Espera-se que as providências
necessárias para o cumprimento da decisão do STF sejam tomadas com a agilidade
que desde o início se impunha (em se tratando de mandados de segurança), mas em
nenhum momento houve.
Afinal, os autores destas ações já somos
todos idosos e os terríveis danos a nós infringidos por regimes de exceção (as
reparações incluem também as vítimas da ditadura getulista) se referem a
episódios ocorridos há muitas e muitas décadas.
No meu caso, sofri lesão permanente (que
me prejudicou tanto os exercícios profissionais quanto o convívio social) e fui
coagido por torturas e ameaças a uma exposição negativa (que me tornou alvo de
estigmatização, igualmente prejudicando minha carreira e minha vida) em meados
de 1970. Já lá se vão 47 anos.
RESTABELECIMENTO MÍNIMO DA DIGNIDADE
DESTROÇADA PELO REGIME ANTIDEMOCRÁTICO
De resto, pincei no acórdão de 87
páginas algumas passagens que devem inspirar reflexões mais aprofundadas.
"...a recusa de
incluir em orçamento o crédito previsto na Portaria (...) do Ministério da
Justiça afronta o princípio da dignidade da pessoa humana, por se tratar de
cidadão cujos direitos preteridos por atos de exceção política foram admitidos
com anos de atraso pelo Poder Público ...

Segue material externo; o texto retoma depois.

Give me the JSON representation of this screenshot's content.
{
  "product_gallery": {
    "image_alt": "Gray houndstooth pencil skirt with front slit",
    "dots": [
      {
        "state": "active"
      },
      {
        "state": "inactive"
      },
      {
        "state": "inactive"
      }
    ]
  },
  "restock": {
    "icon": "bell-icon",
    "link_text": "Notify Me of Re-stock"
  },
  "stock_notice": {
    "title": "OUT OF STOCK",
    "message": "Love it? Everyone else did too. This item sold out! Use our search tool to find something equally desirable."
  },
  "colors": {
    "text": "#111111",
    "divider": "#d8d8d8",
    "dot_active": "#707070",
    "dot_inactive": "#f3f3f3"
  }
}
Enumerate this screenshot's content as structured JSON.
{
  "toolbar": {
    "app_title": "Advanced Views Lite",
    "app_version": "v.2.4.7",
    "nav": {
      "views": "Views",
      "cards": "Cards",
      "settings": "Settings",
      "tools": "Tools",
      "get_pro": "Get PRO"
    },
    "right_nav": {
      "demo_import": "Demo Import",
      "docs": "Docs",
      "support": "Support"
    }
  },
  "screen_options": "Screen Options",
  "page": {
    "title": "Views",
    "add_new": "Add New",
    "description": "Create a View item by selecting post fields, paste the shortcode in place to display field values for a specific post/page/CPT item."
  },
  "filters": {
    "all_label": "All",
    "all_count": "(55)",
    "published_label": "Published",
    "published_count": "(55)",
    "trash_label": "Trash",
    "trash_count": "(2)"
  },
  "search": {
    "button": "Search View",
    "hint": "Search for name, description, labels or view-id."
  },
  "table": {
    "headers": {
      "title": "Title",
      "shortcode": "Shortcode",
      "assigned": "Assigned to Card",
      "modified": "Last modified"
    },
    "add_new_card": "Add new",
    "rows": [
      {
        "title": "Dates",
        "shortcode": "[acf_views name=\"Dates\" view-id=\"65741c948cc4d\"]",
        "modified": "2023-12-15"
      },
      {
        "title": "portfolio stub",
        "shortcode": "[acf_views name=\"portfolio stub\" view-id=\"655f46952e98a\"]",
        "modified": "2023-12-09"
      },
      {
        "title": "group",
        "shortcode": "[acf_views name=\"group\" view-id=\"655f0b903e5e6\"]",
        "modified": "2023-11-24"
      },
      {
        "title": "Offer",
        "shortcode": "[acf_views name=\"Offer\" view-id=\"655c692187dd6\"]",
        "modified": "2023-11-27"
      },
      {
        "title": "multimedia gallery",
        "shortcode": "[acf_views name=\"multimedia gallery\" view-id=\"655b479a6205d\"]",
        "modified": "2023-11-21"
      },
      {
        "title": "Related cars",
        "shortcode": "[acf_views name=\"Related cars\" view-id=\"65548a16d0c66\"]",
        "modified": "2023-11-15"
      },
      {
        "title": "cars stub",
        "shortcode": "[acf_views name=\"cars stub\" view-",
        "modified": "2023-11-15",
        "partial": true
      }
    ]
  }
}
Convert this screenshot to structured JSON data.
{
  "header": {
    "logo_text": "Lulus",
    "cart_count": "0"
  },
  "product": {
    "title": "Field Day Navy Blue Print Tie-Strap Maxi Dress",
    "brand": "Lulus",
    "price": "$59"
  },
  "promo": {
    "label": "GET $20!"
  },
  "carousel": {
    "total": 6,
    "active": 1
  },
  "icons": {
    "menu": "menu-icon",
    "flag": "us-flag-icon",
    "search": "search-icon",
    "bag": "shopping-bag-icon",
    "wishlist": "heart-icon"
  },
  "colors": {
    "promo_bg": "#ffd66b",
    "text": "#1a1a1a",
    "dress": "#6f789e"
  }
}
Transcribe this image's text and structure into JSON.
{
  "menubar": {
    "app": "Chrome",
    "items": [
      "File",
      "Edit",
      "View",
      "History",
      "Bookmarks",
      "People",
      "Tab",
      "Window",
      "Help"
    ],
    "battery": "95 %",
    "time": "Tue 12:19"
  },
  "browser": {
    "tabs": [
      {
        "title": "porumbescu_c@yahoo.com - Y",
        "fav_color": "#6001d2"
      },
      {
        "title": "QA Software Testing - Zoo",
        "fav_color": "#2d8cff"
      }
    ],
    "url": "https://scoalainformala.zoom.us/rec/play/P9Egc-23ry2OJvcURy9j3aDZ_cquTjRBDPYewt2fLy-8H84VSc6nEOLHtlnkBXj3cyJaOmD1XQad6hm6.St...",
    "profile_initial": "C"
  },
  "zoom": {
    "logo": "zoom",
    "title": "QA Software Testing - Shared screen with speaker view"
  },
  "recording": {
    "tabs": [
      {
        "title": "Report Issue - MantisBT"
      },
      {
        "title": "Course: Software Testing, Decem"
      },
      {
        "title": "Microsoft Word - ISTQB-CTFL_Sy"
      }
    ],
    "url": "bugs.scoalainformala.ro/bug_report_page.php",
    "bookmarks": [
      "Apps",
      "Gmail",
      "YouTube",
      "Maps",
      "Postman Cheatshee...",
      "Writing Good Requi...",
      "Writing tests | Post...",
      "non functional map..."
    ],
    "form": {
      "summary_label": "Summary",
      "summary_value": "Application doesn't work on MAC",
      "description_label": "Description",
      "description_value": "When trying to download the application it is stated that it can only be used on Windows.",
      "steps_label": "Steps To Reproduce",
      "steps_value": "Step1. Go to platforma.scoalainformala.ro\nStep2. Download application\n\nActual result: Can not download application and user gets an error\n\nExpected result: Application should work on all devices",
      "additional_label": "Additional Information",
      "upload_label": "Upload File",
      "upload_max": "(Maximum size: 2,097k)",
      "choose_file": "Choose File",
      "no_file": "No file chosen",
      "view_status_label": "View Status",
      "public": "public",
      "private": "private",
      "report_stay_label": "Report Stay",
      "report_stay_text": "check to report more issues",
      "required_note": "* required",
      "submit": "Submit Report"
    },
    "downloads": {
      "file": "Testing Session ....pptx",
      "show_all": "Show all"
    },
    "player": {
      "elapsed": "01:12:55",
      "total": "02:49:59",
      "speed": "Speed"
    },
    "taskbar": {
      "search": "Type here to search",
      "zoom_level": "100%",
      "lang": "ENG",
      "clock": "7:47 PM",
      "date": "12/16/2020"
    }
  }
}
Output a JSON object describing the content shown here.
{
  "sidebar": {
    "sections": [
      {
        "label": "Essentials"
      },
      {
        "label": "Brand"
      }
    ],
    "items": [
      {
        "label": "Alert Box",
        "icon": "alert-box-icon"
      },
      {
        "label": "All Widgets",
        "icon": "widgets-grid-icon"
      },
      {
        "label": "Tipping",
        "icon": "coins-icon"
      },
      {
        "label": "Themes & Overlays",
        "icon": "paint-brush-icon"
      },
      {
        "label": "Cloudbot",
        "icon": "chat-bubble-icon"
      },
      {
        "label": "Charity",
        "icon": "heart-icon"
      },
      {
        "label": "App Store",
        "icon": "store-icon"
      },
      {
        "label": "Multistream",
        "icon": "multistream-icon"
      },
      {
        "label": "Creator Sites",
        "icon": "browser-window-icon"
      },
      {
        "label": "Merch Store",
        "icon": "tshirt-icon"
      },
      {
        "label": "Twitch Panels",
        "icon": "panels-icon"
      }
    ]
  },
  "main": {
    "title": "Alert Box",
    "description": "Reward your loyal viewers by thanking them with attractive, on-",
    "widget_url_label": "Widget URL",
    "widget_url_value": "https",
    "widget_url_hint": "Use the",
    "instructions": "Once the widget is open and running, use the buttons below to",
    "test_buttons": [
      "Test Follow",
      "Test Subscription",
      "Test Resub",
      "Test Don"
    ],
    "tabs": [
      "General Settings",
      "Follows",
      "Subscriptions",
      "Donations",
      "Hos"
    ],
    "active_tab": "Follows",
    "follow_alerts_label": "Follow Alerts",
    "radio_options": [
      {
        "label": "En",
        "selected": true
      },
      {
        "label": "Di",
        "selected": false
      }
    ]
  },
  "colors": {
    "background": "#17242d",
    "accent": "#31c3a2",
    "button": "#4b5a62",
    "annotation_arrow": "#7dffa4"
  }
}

...a despeito de a própria doutrina
reconhecer a dificuldade de delimitação do âmbito de proteção da dignidade e dos
direitos fundamentais, não há dúvida de que a opção do legislador, ao
normatizar e garantir os direitos a esses anistiados, foi a de propiciar
àqueles que tiveram sua dignidade destroçada pelo regime antidemocrático
outrora instalado em nosso país um restabelecimento mínimo dessa dignidade." (ministro
Dias Toffoli, relator)
"A adesão ao
Termo para o pagamento na forma proposta na Lei n. 11.354/2006 constitui mera
faculdade do anistiado, uma vez que ninguém pode ser compelido a aderir a
acordo para o recebimento de valor a que faz jus de forma parcelada e/ou em
valor menor ao que teria direito, constituindo evidente abuso de poder o
tratamento desigual aos igualmente anistiados." (idem)
"...2,1% do
total previsto nas leis orçamentárias atuais para indenização de anistiados
foram efetivamente gastos, segundo as informações do próprio governo federal.
Portanto, os outros 97,9% restantes representam valores disponibilizados e não
pagos. As leis orçamentárias anuais disponibilizam valores para o pagamento da
específica ação governamental de indenização aos anistiados políticos...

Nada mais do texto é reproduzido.